Protein to DNA or RNA is not known to occur in nature, in fact it is strongly suspected to not occur. This is not permitted to occur according to the central dogma. There’d be a Nobel Prize for whoever discovered a natural biological system that accomplished this. It might then be interesting that this is a common research job. Before genome sequencing was developed and became relatively cheap, protein sequencing might have yielded the amino acid sequence of the protein, which would need to be reverse translated through the genetic code to either get an idea of what the encoding gene looks like (introns and other gene features are lost data), or to produce the protein transgenically. Protein sequencing is still an important part of biological research, predictions made in bioinformatics on genomic sequences need experimental validation after all. Reverse translation is made somewhat complicated by the fact that the genetic code is degenerate, meaning that amino acids may be coded by more than one codon, so there are many nucleic acid sequences that could hypothetically produce the same protein. To be brief, the choice of codon can affect how well a sequence is translated or what other factors may regulate the mRNA; this is an area of active study. One rudimentary approach to codon optimization is to calculate the relative frequency of codon usage in an organism’s protein-encoding genes and choose common codons rather than underrepresented ones. For the sequence DYR in the universal genetic code, we would have the following (brackets indicate choose one) [GAT,GAC][TAT,TAC][CGA,CGC,CGG,CGT,AGA,AGG] for a total of 2 * 2 * 6 = 24 possible corresponding DNA sequences.

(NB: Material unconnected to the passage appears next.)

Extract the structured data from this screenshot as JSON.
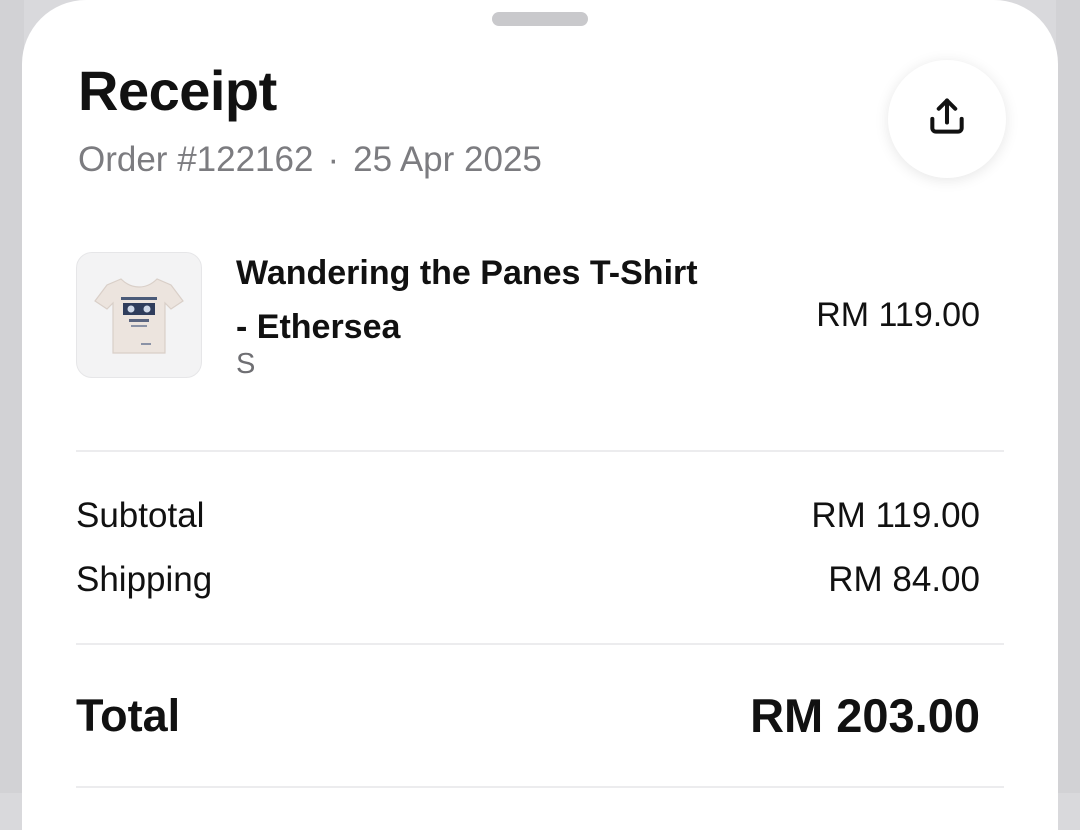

Protein to Protein As mentioned earlier, prions may represent a form of protein sequence modification by other proteins and it is a matter of current some discussion whether or not this is a refutation of the central dogma that excludes protein to protein sequence transferrence. Protein is not replicated from protein, nor is it produced by other means aside from translation.

On a final note

I did not mention that DNA, RNA, and protein can be modified in ways beyond their sequence, but it is very commonly so. In addition they interact with eachother and with various components in their biological system. Much of this is outside the concern of the central dogma, but entirely within our concern as scientists seeking to understand the world. So the central dogma is really a Bio 101 concept, from there we have moved on.

The wonderful and bewildering nature of biology is that it is complex. It is the interplay of numerous agents that gives rise to the diversity of the world in which we live, why biological research remains difficult, why some diseases have no simple cures.

For some further reading on the complexifying factors of general information flow in biology, the following key terms come to mind and in no particular order: epigenetics, intron excision, alternative splicing, RNA editing, RNA silencing, post-translational modification, inteins, riboswitches, horizontal gene transfer.